—C'est impossible! Laissez-moi vous expliquer...

—Rien, ce serait perdre vos peines. Vous êtes et resterez toujours le même, et ce serait de la démence, à moi, que de faire admettre dans une administration où je jouis de l'estime de tous, un garçon qui, d'un jour à l'autre, fatalement, sera précipité dans la boue par quelque créature perdue.
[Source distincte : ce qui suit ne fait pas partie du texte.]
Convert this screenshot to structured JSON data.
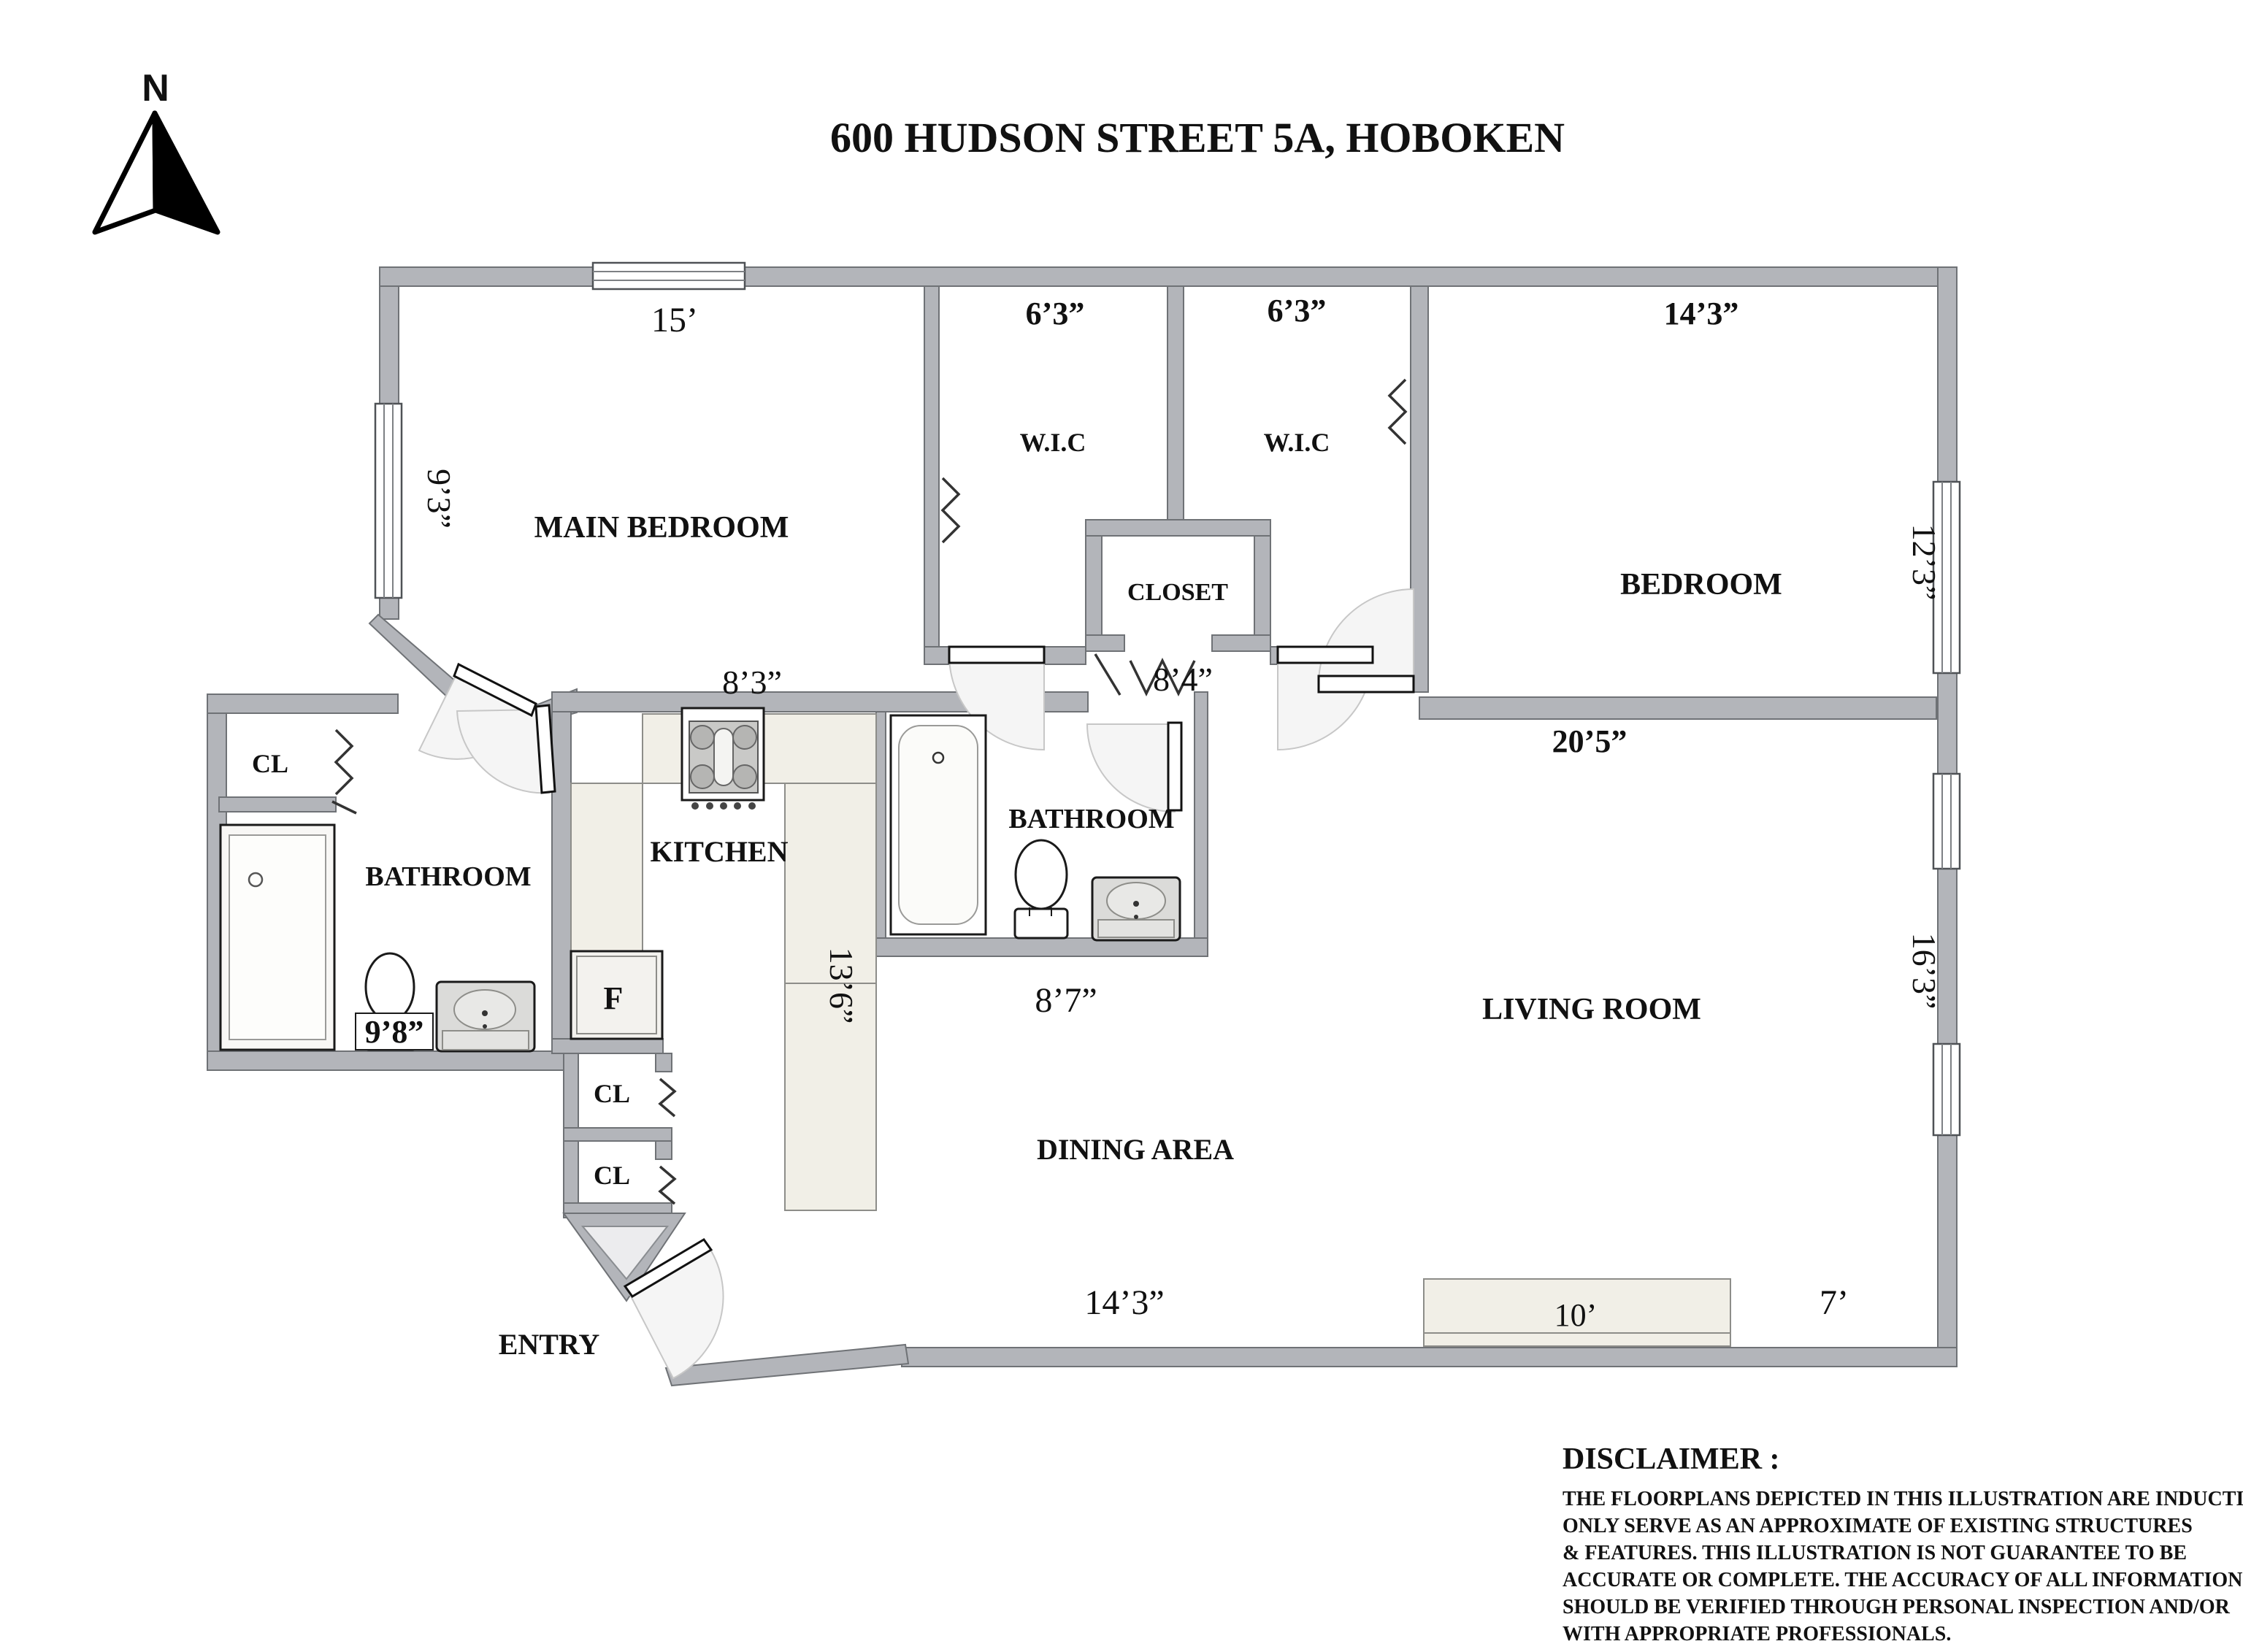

De telles discussions n'étaient pas faites pour rendre plus cordiales les relations du père et du fils. A diverses reprises, M. Favoral avait donné à entendre que du moment où Maxence logeait dehors, il pourrait bien aussi y dîner. Et il lui eût signifié de le faire, évidemment, s'il n'eût été retenu par un reste de respect humain et la crainte du qu'en dira-t-on.

D'un autre côté, l'amer regret d'avoir peut-être gâté sa vie, l'incertitude de l'avenir, la gêne présente, toutes les convoitises inassouvies de la jeunesse, entretenaient Maxence dans un état de perpétuelle irritation.

Pour le calmer, l'excellente Mme Favoral s'épuisait en raisonnements.

—Ton père est dur pour nous, disait-elle, mais l'est-il moins pour lui-même? Il ne pardonne rien, mais il n'a jamais eu besoin d'être pardonné. Il ne comprend pas la jeunesse, mais jamais il n'a été jeune et il était à vingt ans aussi grave et aussi froid que tu le vois. Comment s'expliquerait-il le plaisir, lui à qui jamais l'idée n'est venue de prendre une heure de distraction?...

—Ai-je donc commis des crimes, pour être ainsi traité par mon père? s'écriait Maxence.

Et rouge de colère et serrant les poings:

—Notre existence, ici, n'est-elle pas inouïe? Toi, pauvre mère, tu n'as jamais eu la libre disposition de cent sous. Gilberte emploie ses journées à retourner ses robes après les avoir fait teindre. J'en suis réduit à une place d'expéditionnaire. Et mon père a cinquante mille livres de rentes!...

C'est à ce chiffre, en effet, que les plus modérés portaient la fortune de M. Favoral.